Sigorta bilincinin yaygınlaştırılmasında yaşanan felaketlerin önemli bir rol oynadığını vurgulayan Özdağ, şirketlerin sunduğu hizmetin kalitesi ve sigortalılarının yanında olduğunu gösteren uygulamaların sektörün devamlılığı için önemli etkenler arasında olduğunun altını çizdi. Özdağ, “Geçmiş yıllarda yaşanan sel felaketleri sonrasında Türk sigorta sektörü bu alanda üzerine düşeni yerine getirmiştir ve getirmeye devam edecektir” dedi.

DOĞAL AFET RİSKLERİNE DASK GÜVENCESİ
Yeni afet sigortaları kanunuyla birlikte zorunlu deprem sigortası daha sağlam bir yasal çerçeveye kavuşuyor.
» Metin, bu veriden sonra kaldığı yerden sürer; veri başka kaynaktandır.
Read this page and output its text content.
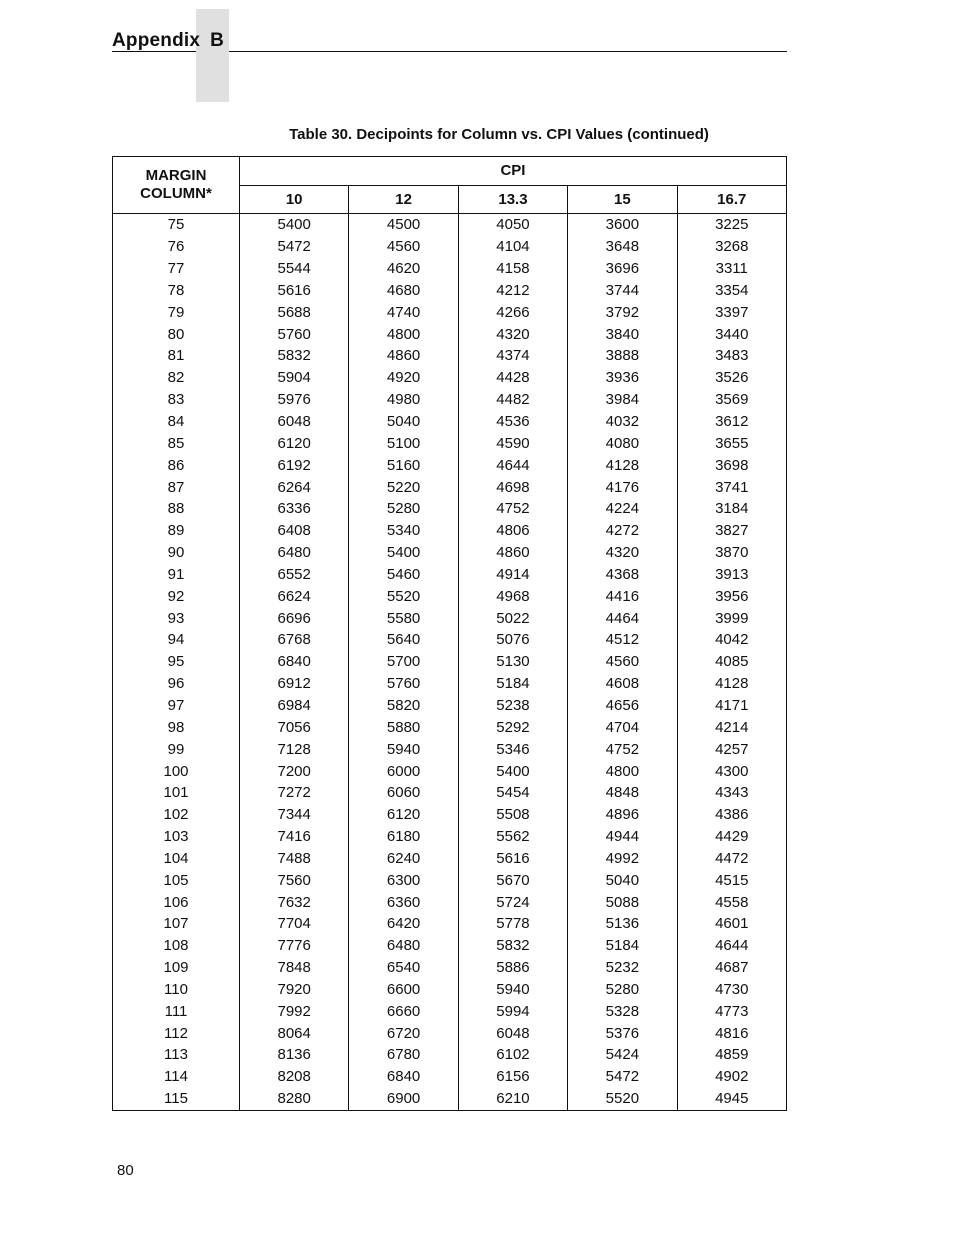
Appendix B
Table 30. Decipoints for Column vs. CPI Values (continued)
MARGIN
COLUMN*	CPI				
	10	12	13.3	15	16.7
75	5400	4500	4050	3600	3225
76	5472	4560	4104	3648	3268
77	5544	4620	4158	3696	3311
78	5616	4680	4212	3744	3354
79	5688	4740	4266	3792	3397
80	5760	4800	4320	3840	3440
81	5832	4860	4374	3888	3483
82	5904	4920	4428	3936	3526
83	5976	4980	4482	3984	3569
84	6048	5040	4536	4032	3612
85	6120	5100	4590	4080	3655
86	6192	5160	4644	4128	3698
87	6264	5220	4698	4176	3741
88	6336	5280	4752	4224	3184
89	6408	5340	4806	4272	3827
90	6480	5400	4860	4320	3870
91	6552	5460	4914	4368	3913
92	6624	5520	4968	4416	3956
93	6696	5580	5022	4464	3999
94	6768	5640	5076	4512	4042
95	6840	5700	5130	4560	4085
96	6912	5760	5184	4608	4128
97	6984	5820	5238	4656	4171
98	7056	5880	5292	4704	4214
99	7128	5940	5346	4752	4257
100	7200	6000	5400	4800	4300
101	7272	6060	5454	4848	4343
102	7344	6120	5508	4896	4386
103	7416	6180	5562	4944	4429
104	7488	6240	5616	4992	4472
105	7560	6300	5670	5040	4515
106	7632	6360	5724	5088	4558
107	7704	6420	5778	5136	4601
108	7776	6480	5832	5184	4644
109	7848	6540	5886	5232	4687
110	7920	6600	5940	5280	4730
111	7992	6660	5994	5328	4773
112	8064	6720	6048	5376	4816
113	8136	6780	6102	5424	4859
114	8208	6840	6156	5472	4902
115	8280	6900	6210	5520	4945
80
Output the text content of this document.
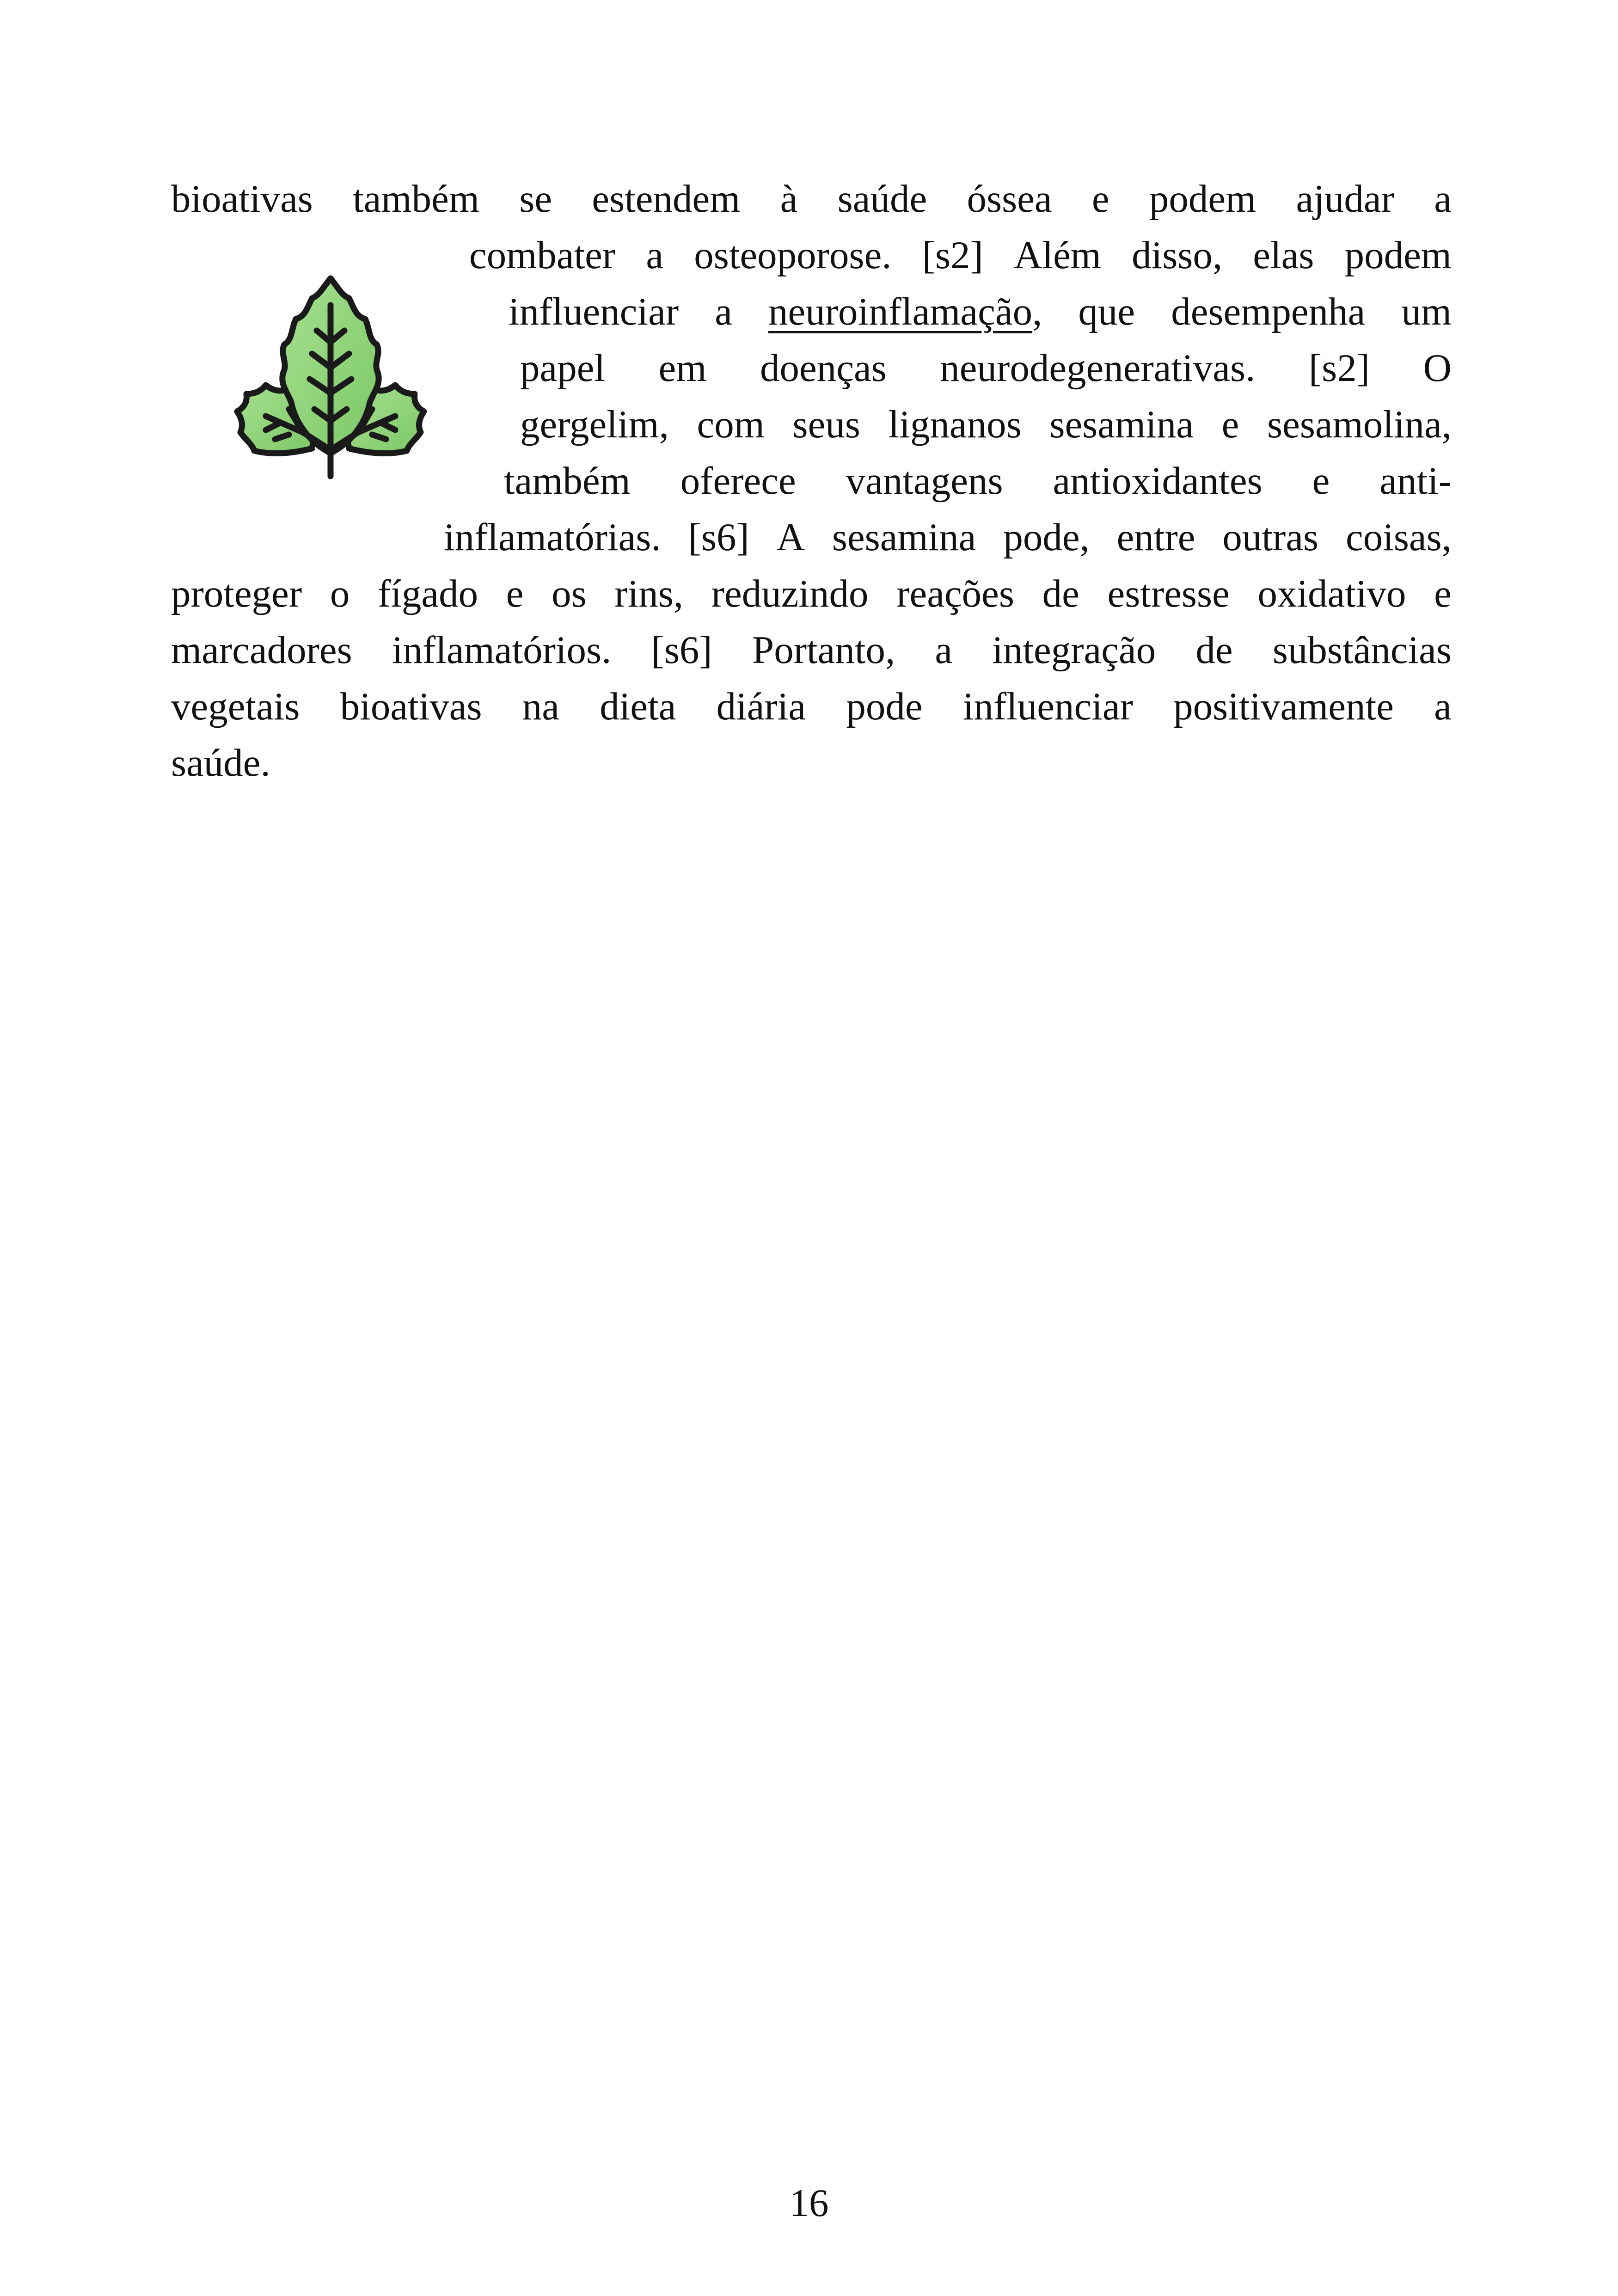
bioativas também se estendem à saúde óssea e podem ajudar a
combater a osteoporose. [s2] Além disso, elas podem
influenciar a neuroinflamação, que desempenha um
papel em doenças neurodegenerativas. [s2] O
gergelim, com seus lignanos sesamina e sesamolina,
também oferece vantagens antioxidantes e anti-
inflamatórias. [s6] A sesamina pode, entre outras coisas,
proteger o fígado e os rins, reduzindo reações de estresse oxidativo e
marcadores inflamatórios. [s6] Portanto, a integração de substâncias
vegetais bioativas na dieta diária pode influenciar positivamente a
saúde.
16
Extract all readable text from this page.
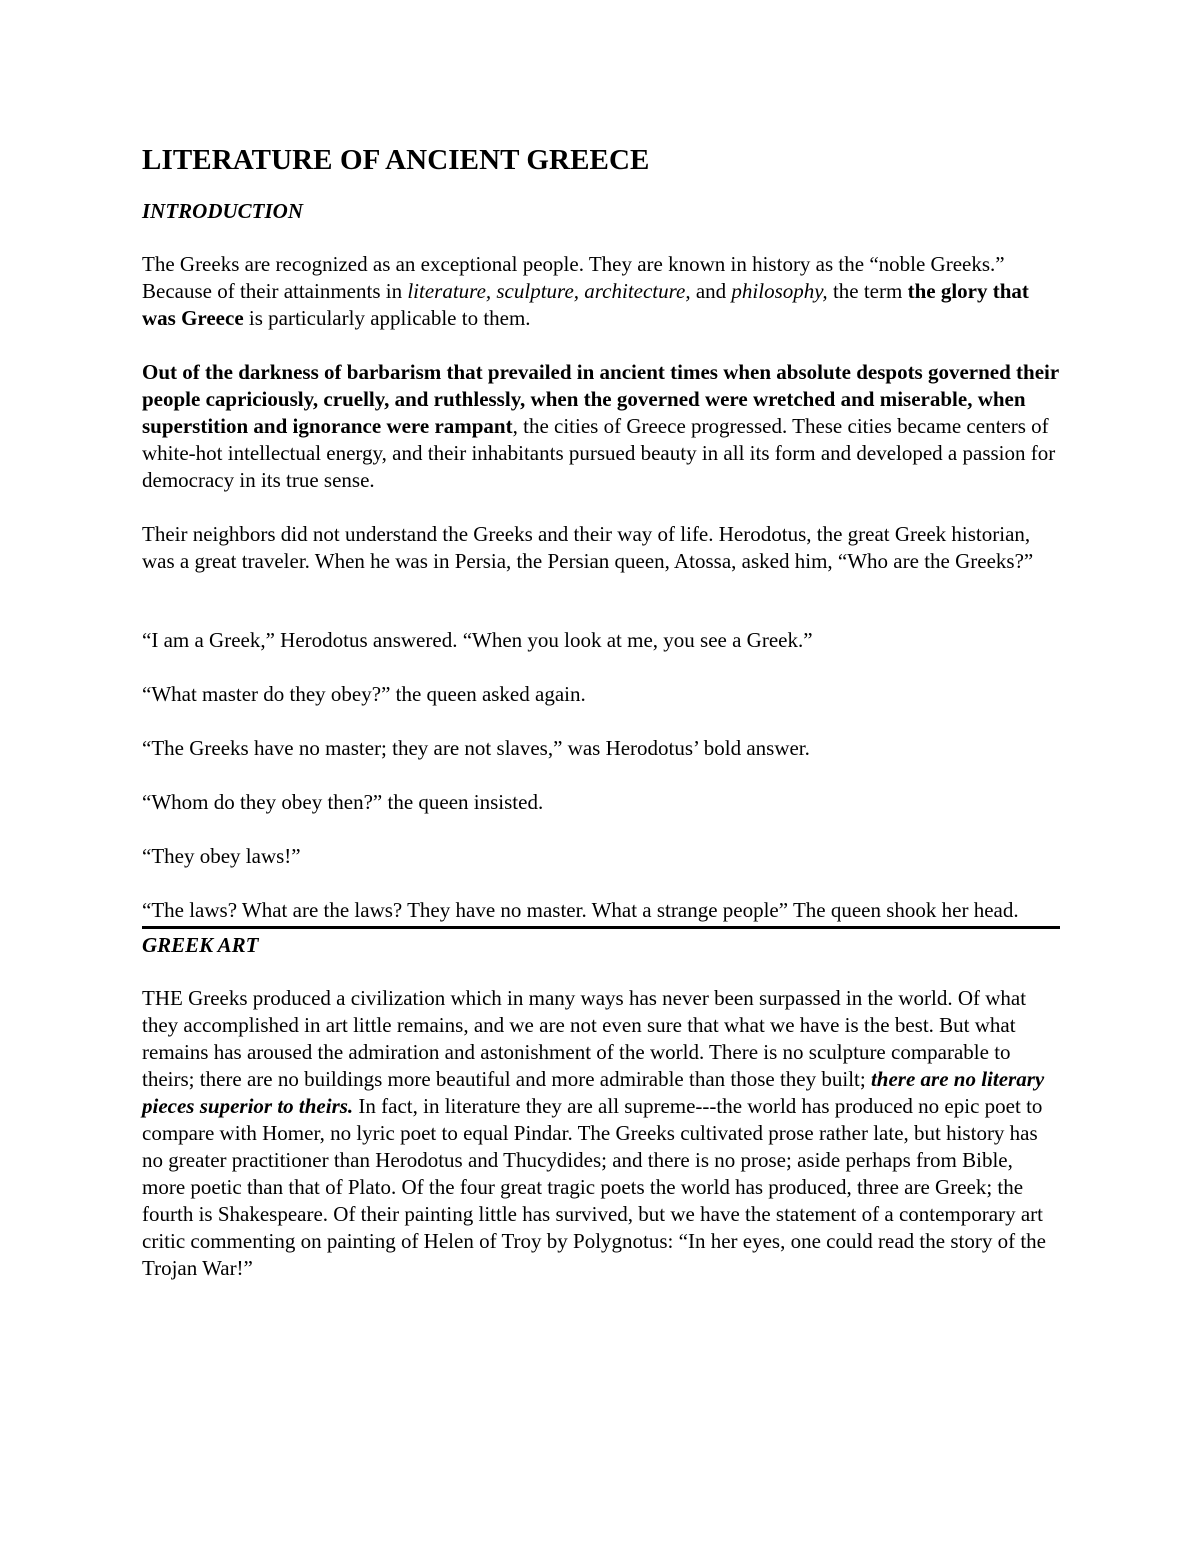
LITERATURE OF ANCIENT GREECE
INTRODUCTION

The Greeks are recognized as an exceptional people. They are known in history as the “noble Greeks.” Because of their attainments in literature, sculpture, architecture, and philosophy, the term the glory that was Greece is particularly applicable to them.

Out of the darkness of barbarism that prevailed in ancient times when absolute despots governed their people capriciously, cruelly, and ruthlessly, when the governed were wretched and miserable, when superstition and ignorance were rampant, the cities of Greece progressed. These cities became centers of white-hot intellectual energy, and their inhabitants pursued beauty in all its form and developed a passion for democracy in its true sense.

Their neighbors did not understand the Greeks and their way of life. Herodotus, the great Greek historian, was a great traveler. When he was in Persia, the Persian queen, Atossa, asked him, “Who are the Greeks?”

“I am a Greek,” Herodotus answered. “When you look at me, you see a Greek.”

“What master do they obey?” the queen asked again.

“The Greeks have no master; they are not slaves,” was Herodotus’ bold answer.

“Whom do they obey then?” the queen insisted.

“They obey laws!”

“The laws? What are the laws? They have no master. What a strange people” The queen shook her head.

GREEK ART

THE Greeks produced a civilization which in many ways has never been surpassed in the world. Of what they accomplished in art little remains, and we are not even sure that what we have is the best. But what remains has aroused the admiration and astonishment of the world. There is no sculpture comparable to theirs; there are no buildings more beautiful and more admirable than those they built; there are no literary pieces superior to theirs. In fact, in literature they are all supreme---the world has produced no epic poet to compare with Homer, no lyric poet to equal Pindar. The Greeks cultivated prose rather late, but history has no greater practitioner than Herodotus and Thucydides; and there is no prose; aside perhaps from Bible, more poetic than that of Plato. Of the four great tragic poets the world has produced, three are Greek; the fourth is Shakespeare. Of their painting little has survived, but we have the statement of a contemporary art critic commenting on painting of Helen of Troy by Polygnotus: “In her eyes, one could read the story of the Trojan War!”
Böylece  DASK da  faaliyet alanını diğer doğal afetleri içerecek şekilde genişletmeye başlıyor. Adını (Doğal Afet Sigortaları Kurumu) daha iyi yansıtacak bir kapsama kavuşan DASK, sigorta şirketlerince teminat verilemediği hallerde sel, yer kayması, fırtına ve benzeri diğer doğal afetler için teminat verebilecek. Bu teminat, duruma göre doğrudan sigorta teminatı veya sigorta şirketlerine reasürans teminatı şeklinde olacak. Doğal afet riskleri bakımından sigorta piyasasında yaşanabilecek boşlukları DASK’ın doldurması sağlanarak vatandaşların sigortasız kalmasının önüne geçilebilecek. Tabii bunun için öncelikle Bakanlar Kurulu kararı gerekli olacak. Bu aşamada, zorunlu deprem sigortası dışındaki diğer doğal afetler için henüz bir ürün çalışması bulunmuyor.